The wheat market has outgained corn and beans measurably over the past month. This occurred as wheat's buying came from two fronts:
1) New buyers entering long off world production problems on summer spring wheat crops
2) Large trend-following funds placing buy orders for 50 thousand of the 77 thousand short contracts that they held 6 weeks ago
So a combination of shorts buying out and new longs entering the market created an astounding 3.10 cent rally in the past six weeks.
DROUGHT DRIVING PRICES
The short covering or the buying back of short contracts came as Canada announced its wheat crop would see 19 percent less plantings. The European 27 nations, known as the European Union, are in the grips of drought-like conditions. In addition, No. 3 world wheat exporter Russian is experiencing its worst drought in a century.
These summer world wheat crops are coming to the end on their growing seasons. With almost all the fund shorts out of the market, new longs entering the market will drive prices higher, so strength is limited. We expect further cuts in estimated Russian wheat losses with further gains of 50 cents to $1.00. But another ball is about to drop.
Russia will begin planting its winter crop in September. Should the drought continue through September and early October, talk of acreage reductions of 20 percent to 30 percent will surface.

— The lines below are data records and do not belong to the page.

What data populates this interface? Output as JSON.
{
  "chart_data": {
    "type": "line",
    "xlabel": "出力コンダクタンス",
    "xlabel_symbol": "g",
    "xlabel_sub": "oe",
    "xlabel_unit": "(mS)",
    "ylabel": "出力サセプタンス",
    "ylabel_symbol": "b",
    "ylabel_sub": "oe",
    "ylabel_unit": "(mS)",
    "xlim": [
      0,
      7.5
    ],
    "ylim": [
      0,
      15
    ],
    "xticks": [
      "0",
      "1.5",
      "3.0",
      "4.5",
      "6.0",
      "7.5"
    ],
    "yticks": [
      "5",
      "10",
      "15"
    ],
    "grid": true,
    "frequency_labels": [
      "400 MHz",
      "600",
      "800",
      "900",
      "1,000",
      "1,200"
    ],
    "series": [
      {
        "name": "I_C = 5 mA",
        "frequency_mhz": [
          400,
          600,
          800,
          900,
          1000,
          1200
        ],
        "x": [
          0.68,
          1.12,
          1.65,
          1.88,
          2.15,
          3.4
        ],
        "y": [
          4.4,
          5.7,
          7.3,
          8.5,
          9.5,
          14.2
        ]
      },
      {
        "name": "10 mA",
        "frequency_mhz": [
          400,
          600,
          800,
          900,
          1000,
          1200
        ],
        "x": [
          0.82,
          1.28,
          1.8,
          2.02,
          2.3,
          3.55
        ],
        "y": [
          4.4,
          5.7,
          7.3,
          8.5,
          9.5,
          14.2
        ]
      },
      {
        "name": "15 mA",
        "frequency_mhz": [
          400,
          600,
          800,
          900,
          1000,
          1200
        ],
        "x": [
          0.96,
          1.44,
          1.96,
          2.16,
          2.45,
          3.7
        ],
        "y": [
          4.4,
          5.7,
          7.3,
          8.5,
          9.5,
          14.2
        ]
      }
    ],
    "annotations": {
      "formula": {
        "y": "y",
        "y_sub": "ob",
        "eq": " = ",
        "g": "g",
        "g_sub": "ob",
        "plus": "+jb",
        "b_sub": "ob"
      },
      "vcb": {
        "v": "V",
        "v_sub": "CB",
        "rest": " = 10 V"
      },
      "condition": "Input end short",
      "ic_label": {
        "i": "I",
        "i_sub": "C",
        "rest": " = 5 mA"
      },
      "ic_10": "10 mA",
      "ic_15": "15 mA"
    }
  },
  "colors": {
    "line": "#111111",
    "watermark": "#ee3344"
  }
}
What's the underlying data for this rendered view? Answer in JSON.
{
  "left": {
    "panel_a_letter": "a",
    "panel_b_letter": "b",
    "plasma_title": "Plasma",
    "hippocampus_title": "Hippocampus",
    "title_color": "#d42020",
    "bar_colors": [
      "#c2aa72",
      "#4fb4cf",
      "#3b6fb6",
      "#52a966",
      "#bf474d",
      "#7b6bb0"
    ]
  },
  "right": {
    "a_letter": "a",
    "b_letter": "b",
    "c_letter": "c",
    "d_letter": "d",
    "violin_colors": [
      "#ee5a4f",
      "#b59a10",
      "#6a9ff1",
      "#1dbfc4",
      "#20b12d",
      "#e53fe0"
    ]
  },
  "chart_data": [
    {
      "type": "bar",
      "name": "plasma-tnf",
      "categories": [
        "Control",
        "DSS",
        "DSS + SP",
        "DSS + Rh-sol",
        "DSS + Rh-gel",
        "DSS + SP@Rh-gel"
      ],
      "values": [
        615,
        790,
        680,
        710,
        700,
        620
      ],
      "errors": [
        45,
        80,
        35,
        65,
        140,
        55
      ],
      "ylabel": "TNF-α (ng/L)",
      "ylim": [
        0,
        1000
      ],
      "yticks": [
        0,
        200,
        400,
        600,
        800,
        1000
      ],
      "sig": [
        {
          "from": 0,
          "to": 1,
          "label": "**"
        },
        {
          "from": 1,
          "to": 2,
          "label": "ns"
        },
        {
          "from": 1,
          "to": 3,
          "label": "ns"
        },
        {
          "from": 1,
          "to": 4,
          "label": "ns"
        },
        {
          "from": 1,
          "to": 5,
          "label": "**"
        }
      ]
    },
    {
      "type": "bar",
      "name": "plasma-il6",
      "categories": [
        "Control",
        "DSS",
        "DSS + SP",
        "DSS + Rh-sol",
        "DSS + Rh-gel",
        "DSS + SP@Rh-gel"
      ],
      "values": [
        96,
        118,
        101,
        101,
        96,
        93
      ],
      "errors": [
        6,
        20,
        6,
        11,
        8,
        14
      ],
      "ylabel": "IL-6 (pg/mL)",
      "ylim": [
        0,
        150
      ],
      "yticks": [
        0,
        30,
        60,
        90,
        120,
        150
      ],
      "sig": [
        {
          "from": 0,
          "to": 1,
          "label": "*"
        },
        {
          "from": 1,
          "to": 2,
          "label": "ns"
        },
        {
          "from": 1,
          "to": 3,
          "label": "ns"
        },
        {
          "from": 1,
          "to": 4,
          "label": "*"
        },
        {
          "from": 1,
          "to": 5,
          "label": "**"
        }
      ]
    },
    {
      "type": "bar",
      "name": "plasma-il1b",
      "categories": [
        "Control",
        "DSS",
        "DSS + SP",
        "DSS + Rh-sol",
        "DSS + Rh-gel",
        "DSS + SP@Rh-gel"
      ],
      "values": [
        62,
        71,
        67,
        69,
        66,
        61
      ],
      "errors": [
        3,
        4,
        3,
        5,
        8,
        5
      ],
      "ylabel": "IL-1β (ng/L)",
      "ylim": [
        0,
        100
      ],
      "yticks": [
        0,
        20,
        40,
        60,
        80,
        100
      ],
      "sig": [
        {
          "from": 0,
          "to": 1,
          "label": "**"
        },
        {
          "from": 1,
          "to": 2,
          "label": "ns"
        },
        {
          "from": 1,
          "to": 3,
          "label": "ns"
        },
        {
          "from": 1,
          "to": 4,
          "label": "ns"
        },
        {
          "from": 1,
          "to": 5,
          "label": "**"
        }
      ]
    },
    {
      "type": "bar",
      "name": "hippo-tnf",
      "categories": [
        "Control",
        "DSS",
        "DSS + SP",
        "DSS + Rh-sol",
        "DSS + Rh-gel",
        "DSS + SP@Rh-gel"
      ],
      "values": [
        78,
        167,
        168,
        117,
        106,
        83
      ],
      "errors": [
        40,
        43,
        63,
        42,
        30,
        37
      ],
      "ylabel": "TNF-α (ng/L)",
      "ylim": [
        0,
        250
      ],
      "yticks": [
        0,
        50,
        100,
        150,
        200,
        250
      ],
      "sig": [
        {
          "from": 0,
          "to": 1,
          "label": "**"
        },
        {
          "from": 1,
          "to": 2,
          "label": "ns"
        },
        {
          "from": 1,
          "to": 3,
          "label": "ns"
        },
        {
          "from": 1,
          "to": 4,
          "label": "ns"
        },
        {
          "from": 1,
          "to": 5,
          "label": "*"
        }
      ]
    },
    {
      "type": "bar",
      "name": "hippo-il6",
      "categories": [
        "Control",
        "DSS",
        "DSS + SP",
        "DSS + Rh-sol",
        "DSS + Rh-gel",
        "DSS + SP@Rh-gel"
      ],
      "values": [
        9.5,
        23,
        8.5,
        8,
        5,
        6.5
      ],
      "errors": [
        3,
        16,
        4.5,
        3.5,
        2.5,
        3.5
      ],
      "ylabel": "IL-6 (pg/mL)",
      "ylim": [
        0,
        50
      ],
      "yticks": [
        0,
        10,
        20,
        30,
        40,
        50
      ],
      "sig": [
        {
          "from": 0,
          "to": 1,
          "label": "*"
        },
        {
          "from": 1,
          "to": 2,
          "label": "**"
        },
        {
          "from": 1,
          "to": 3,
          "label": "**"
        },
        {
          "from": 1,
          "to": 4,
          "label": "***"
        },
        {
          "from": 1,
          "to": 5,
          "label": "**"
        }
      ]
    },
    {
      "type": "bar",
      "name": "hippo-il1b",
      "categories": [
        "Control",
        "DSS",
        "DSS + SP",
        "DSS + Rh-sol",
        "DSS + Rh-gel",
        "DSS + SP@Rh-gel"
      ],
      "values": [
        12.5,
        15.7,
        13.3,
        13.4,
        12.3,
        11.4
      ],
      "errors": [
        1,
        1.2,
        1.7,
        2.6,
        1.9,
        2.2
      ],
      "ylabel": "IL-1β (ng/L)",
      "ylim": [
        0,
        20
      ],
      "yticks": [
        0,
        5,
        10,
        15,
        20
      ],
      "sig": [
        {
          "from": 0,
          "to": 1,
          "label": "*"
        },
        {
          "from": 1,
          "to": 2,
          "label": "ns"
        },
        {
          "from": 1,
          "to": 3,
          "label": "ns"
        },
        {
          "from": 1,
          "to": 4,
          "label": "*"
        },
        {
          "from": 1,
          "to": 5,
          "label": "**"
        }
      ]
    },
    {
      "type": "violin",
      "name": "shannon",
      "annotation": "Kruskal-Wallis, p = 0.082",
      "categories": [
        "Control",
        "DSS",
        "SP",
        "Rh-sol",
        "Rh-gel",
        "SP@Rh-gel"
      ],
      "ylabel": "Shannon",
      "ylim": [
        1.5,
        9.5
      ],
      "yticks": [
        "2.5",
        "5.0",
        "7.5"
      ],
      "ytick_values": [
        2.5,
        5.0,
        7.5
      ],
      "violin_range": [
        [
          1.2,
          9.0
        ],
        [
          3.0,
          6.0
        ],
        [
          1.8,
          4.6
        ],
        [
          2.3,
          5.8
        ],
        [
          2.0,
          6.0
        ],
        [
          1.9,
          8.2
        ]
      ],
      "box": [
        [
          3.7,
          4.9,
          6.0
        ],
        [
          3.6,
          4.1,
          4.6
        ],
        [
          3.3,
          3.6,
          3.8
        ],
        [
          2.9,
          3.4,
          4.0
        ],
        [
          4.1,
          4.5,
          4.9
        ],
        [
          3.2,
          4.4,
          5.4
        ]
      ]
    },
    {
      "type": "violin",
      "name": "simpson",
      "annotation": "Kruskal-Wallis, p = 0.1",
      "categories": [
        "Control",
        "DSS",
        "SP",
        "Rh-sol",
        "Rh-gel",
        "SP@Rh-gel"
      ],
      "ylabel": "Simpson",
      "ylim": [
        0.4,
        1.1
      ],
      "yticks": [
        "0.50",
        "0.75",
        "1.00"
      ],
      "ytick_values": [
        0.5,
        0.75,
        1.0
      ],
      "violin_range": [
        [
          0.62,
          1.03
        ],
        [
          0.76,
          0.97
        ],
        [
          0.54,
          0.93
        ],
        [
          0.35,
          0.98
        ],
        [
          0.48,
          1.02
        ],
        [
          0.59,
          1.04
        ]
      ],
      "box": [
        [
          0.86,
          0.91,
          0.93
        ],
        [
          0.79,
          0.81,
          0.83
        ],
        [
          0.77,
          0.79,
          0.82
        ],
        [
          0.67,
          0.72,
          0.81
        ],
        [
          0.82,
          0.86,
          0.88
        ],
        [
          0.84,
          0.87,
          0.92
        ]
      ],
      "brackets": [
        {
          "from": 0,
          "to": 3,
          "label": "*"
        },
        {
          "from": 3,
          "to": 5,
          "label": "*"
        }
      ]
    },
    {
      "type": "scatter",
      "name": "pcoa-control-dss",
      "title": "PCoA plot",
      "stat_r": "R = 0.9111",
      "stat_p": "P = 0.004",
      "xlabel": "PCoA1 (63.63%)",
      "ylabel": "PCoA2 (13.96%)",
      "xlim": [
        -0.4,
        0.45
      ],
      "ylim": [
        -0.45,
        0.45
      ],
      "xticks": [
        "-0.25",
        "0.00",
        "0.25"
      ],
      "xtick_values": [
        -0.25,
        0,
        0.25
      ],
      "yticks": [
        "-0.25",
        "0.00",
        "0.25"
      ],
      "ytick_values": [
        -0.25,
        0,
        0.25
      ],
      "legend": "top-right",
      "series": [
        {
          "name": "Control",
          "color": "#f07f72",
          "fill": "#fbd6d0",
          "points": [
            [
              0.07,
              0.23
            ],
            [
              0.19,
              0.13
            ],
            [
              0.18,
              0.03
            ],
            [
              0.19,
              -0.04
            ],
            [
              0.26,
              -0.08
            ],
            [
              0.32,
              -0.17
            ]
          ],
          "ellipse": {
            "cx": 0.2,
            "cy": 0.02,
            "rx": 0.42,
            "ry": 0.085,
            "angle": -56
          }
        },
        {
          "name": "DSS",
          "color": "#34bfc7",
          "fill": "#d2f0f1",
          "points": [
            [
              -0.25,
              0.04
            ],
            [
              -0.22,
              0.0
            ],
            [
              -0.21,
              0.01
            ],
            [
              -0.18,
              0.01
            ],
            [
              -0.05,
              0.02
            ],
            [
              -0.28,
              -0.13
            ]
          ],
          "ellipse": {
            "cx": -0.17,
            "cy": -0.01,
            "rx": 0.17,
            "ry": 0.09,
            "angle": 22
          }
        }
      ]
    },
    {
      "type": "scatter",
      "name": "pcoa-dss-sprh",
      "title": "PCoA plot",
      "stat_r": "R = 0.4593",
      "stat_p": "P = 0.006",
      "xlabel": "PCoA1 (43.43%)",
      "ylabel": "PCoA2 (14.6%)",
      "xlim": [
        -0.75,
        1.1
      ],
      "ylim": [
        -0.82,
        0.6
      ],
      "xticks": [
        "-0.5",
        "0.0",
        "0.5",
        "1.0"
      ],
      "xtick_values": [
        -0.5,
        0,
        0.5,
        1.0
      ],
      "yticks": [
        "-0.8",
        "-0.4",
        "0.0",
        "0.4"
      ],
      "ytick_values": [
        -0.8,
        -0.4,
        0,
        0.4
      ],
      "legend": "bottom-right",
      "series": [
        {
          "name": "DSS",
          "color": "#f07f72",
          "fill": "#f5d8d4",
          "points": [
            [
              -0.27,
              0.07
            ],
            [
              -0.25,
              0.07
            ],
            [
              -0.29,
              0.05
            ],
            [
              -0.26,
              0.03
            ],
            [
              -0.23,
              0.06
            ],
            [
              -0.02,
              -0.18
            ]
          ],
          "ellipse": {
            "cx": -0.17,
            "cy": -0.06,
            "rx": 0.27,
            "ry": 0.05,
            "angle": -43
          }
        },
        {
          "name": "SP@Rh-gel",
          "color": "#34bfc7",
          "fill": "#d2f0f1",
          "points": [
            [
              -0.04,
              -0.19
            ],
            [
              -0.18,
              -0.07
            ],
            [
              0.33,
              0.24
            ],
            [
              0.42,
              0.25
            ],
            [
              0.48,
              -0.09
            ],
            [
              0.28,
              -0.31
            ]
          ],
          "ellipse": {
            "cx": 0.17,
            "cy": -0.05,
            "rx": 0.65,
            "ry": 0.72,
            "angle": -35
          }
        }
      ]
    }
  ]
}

Farmers are already talking about not planting wheat until rains come. The crop goes dormant in November until spring breaks in April. Some planting could resume then, but the early planting failure would already be priced in. This could push wheat to $10.00 or higher.
ROOM FOR GAINS
The immediate summer wheat production shortfall and long-term fall planting problems leave plenty of room for further gains. Consider buying the December $8.20 wheat call and selling the December $10.20 wheat call for 35 to 40 cents or $2,000 cast and risk. The option does not expire until the third Friday in November with the results of the summer damage and winter planting included. The option covers risk, as there is 30 cents of risk on every open in the futures.